DP World Ltd., the Dubai government-owned ports operator, agreed to buy a container terminal on Canada’s west coast for C$580 million ($457 million) as it seeks to benefit from trade between Asia and North America.
DP World will acquire Maher Terminal LLC’s Fairview Container Terminal in Prince Rupert, British Columbia from Deutsche Bank AG, it said in an e-mailed statement today. The acquisition of Fairview, which has a current capacity of 850,000 twenty-foot equivalent container units, is subject to regulatory approval and expected to close in the second-half of the year.
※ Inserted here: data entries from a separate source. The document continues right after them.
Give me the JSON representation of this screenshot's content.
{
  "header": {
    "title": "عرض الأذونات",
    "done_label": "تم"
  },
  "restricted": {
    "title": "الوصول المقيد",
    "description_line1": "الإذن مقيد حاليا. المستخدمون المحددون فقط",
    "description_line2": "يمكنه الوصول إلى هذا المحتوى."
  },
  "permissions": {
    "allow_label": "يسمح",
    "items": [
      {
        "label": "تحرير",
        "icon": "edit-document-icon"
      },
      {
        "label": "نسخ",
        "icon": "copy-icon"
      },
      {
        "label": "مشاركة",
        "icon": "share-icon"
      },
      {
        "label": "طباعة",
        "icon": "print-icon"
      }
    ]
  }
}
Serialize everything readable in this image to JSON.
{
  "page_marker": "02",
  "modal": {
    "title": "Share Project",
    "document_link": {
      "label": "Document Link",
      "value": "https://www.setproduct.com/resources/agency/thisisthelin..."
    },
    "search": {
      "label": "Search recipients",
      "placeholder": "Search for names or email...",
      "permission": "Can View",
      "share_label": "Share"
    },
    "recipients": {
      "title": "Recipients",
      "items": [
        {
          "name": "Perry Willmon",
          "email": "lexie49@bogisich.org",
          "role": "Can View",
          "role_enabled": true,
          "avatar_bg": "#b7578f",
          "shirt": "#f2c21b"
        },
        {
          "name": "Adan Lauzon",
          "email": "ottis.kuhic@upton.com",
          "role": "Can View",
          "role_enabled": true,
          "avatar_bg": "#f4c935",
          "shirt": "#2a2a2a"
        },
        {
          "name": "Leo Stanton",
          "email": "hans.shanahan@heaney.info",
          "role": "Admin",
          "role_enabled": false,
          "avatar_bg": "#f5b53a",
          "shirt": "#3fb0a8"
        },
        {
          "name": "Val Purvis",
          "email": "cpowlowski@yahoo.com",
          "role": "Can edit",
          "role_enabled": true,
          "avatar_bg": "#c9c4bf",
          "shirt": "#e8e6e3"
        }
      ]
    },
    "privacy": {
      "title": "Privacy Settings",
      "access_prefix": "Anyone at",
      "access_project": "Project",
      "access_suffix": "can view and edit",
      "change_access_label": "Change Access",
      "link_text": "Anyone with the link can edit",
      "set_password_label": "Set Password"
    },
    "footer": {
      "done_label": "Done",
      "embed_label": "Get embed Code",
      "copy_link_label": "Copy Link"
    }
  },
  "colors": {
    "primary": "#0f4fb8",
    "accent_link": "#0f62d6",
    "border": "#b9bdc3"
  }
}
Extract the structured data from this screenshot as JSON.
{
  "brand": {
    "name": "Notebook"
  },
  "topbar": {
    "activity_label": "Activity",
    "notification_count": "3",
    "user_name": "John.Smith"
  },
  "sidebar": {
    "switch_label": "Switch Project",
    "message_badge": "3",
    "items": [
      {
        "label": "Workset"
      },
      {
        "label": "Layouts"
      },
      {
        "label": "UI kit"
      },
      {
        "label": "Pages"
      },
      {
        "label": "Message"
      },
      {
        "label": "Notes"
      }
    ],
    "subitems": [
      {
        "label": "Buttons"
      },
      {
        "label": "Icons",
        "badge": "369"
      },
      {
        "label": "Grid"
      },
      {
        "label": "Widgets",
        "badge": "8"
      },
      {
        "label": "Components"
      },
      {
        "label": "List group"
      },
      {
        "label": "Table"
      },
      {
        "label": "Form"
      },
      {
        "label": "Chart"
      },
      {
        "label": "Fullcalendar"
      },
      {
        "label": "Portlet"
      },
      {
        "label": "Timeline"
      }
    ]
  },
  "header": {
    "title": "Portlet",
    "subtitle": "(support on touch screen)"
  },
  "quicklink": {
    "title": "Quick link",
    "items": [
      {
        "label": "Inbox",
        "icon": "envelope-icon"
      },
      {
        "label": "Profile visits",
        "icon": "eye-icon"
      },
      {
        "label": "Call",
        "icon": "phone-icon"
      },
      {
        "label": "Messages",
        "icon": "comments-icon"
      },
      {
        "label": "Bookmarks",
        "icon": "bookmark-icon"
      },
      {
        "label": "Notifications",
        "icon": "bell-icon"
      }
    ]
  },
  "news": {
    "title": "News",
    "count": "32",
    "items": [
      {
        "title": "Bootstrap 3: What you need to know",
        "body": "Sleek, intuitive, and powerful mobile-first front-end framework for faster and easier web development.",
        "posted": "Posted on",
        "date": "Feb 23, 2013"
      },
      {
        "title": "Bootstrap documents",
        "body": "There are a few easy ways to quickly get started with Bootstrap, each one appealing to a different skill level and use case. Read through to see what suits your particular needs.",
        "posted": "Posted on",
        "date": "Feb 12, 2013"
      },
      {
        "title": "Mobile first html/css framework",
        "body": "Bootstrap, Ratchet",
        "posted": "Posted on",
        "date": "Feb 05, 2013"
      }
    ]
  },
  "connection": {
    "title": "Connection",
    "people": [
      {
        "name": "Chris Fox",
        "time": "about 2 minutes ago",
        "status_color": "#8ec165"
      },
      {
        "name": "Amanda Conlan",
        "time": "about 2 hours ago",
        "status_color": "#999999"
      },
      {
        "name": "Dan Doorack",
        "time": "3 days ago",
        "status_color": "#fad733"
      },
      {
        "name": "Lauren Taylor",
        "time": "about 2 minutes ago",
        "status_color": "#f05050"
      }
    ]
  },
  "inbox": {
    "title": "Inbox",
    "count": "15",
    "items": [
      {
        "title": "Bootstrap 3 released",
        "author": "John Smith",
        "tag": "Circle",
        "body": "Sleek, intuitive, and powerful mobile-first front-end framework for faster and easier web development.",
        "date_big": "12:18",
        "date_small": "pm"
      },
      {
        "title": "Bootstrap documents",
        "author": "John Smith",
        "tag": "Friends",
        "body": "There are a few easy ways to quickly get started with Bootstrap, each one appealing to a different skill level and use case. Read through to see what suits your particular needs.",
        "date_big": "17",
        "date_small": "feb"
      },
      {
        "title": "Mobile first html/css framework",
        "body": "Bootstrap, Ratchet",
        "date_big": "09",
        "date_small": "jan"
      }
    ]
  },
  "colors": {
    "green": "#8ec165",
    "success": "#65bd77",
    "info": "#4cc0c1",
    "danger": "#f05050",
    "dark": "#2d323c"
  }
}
Fairview “offers the fastest access for vessels traveling between Asia and North America,” Mohammed Sharaf, DP World’s group chief executive officer, said in the statement. The terminal has an efficient rail link to the hinterland, while the long-term concession and the potential to expand the facility “presents a fantastic opportunity for DP World,” he said.
The company, which operates ports from China to Peru, is seeking to boost capacity by about 4 percent to 42 million TEUs this year and to 55 million TEUs by 2020, it said while presenting its full-year results March 19. The company last month completed the purchase of Dubai industrial-parks operator Economic Zones World FZE for $2.6 billion from its own parent Dubai World, rather than see the complex sold to a rival.
Fairview Container Terminal has just announced an expansion that will take capacity to 1.35 million TEUs, DP World said in today’s statement. The concession period runs to 2034 with an extension to 2056 after the completion of the expansion.
DP World’s shares rose 0.2 percent to $21.60 at 10:29 a.m. on NASDAQ Dubai. They have gained 2.9 percent this year.